Two video projects led by people with disabilities, one in the U.S. and one in Canada, are challenging the mainstream message that it’s better to be dead than disabled. We all know that personal stories are often the most effective forms of communication, and that’s exactly what these projects offer in face-to-face communication.
The U.S. video project is called “Live On!” and is led by Dominick Evans through the Center for Disability Rights. Our readers were first introduced to Live On! through its video produced in response to the Me Before You film and disability rights protests. While the initial video included many faces, subsequent pieces will be short 3-4 minute takes by an individual with a disability.

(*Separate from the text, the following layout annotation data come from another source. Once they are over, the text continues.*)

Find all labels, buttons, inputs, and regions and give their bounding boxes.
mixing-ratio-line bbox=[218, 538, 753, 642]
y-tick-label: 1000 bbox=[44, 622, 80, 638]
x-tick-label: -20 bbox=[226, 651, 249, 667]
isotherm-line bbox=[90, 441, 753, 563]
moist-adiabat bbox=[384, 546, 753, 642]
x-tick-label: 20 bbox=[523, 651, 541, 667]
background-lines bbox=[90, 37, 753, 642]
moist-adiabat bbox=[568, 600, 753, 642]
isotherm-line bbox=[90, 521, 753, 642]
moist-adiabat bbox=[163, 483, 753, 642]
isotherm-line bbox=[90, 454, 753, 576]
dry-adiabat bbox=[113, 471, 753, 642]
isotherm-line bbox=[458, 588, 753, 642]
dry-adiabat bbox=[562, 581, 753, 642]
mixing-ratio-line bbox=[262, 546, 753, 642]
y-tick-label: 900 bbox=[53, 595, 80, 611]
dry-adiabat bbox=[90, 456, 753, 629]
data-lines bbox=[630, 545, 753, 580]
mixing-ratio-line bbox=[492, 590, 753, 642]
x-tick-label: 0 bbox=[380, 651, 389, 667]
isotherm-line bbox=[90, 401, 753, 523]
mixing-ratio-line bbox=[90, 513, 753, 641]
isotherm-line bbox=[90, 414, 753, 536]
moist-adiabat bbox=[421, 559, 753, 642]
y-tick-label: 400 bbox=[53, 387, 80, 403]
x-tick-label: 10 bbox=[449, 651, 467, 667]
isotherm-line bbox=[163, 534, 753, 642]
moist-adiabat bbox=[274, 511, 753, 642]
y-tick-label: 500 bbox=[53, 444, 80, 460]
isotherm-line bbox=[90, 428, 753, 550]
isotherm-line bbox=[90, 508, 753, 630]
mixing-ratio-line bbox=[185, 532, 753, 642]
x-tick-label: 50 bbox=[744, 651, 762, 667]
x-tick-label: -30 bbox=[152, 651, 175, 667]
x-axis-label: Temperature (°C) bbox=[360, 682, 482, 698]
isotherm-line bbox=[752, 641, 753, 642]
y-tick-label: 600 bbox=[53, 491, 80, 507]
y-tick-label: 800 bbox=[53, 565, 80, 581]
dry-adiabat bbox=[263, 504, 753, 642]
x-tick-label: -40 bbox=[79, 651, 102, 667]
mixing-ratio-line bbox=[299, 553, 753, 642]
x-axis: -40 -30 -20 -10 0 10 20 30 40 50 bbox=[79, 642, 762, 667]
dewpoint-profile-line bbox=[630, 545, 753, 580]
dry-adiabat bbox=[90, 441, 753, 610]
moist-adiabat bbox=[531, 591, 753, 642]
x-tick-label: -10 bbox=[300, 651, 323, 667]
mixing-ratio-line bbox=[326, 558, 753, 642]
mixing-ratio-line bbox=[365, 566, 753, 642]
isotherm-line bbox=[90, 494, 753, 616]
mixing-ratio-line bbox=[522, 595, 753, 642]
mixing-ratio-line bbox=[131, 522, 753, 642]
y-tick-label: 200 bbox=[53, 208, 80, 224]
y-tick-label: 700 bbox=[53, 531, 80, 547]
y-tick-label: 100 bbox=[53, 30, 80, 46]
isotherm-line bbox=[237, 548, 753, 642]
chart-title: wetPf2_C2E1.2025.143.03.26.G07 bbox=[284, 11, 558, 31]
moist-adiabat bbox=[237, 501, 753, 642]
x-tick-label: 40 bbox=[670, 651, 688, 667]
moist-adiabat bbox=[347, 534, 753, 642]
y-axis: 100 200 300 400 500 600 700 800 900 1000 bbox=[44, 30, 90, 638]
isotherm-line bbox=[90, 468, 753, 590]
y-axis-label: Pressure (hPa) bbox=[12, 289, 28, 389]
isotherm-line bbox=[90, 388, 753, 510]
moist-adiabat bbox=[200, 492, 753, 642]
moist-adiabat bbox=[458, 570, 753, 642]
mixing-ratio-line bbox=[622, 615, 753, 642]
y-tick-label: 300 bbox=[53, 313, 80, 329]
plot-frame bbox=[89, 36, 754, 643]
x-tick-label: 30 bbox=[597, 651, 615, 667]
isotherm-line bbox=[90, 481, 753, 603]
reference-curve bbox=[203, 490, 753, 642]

If you would like to learn more about the project or consider submitting a video, here’s a message from Dominick with what you should know:
The #LiveOn project is a way to send the message that disabled lives are worth living, and for disabled people to be proud of their disability. The #LiveOn project is loosely based upon the It Gets Better campaign, which sent the message to LGBTQIA individuals that life is worth living, and it is okay and important to be proud of who you are. We would like to give a similar message to people with disabilities.
Our target audience is anyone with an acquired disability or progressive disability, individuals with mental health disabilities and/or suicidal ideation, young people who may be angry about their disabilities thanks to bullying or abuse, and anyone with a disability who may be struggling, depressed, dealing with internalized ableism, or who might be thinking about giving up on life. Disabled people do not often receive suicide prevention when they show signs of wanting to give up or have suicidal thoughts. With very little disability representation that is visible and positive, living life with a disability can often seem daunting and lonely.
So, you may be wondering how you can help. We are asking anyone with a disability to make a video for the #LiveOn project. The videos are directed at our target audience, and will feature disabled individuals explaining how times can be rough, but things can and will improve. Life with a disability is not only worth living, but it can be quite fulfilling. Feel free to talk about a difficult time in your life, and how you were able to move past that, and don’t forget to discuss how much disability pride you have, and how being disabled is an important part of your identity.
Here are the video guidelines:
- Videos should be filmed in vlog style. This means you talk directly to the camera as though you are talking to the target audience.
- Keep videos around 3 minutes in length.
- Introduce yourself and say what your disability is at the beginning of your video.
- Add in the #LiveOn message by trying to work in the expression “Live on” near the end of the video.
DO NOT UPLOAD YOUR VIDEOS TO YOUTUBE. Put the videos in Dropbox or use Google Drive to send the videos in .mov or .mp4 format.
Please send all videos to: firstname.lastname@example.org
The Canadian Project is well underway already, led by Catherine Frazee and others. As reported in New Mobility, Project Value Asserts Disability Is Not Worse Than Death:
A group of Canadians are out to testify that there’s so much more to life with a disability than one of “suffering that could last decades,” as recent media coverage would have you believe.
Project Value is founded by five prominent members of Canada’s disability community meant to counter act the narrative that disability is a fate worse than death through a series of videos by people with disabilities testifying to how truly fulfilling and exquisitely varied their lives are.
“There is more, much much more, to our lives than misery, helplessness, and pain. We want to counteract the dangerous effects of those stereotypes and the prejudice that they fuel, by projecting the energy, vitality, resilience and contribution of disabled people’s lives,” says co-founder Catherine Frazee, a 62-year-old professor emerita and professor of distinction in the School of Disability Studies at Ryerson University in Toronto who has spinal muscular atrophy type 2. . . .
In addition to the New Mobility article, Project Value has received mainstream press coverage here and here, among others. A number of very powerful and moving videos are already posted, with more to come in this important effort.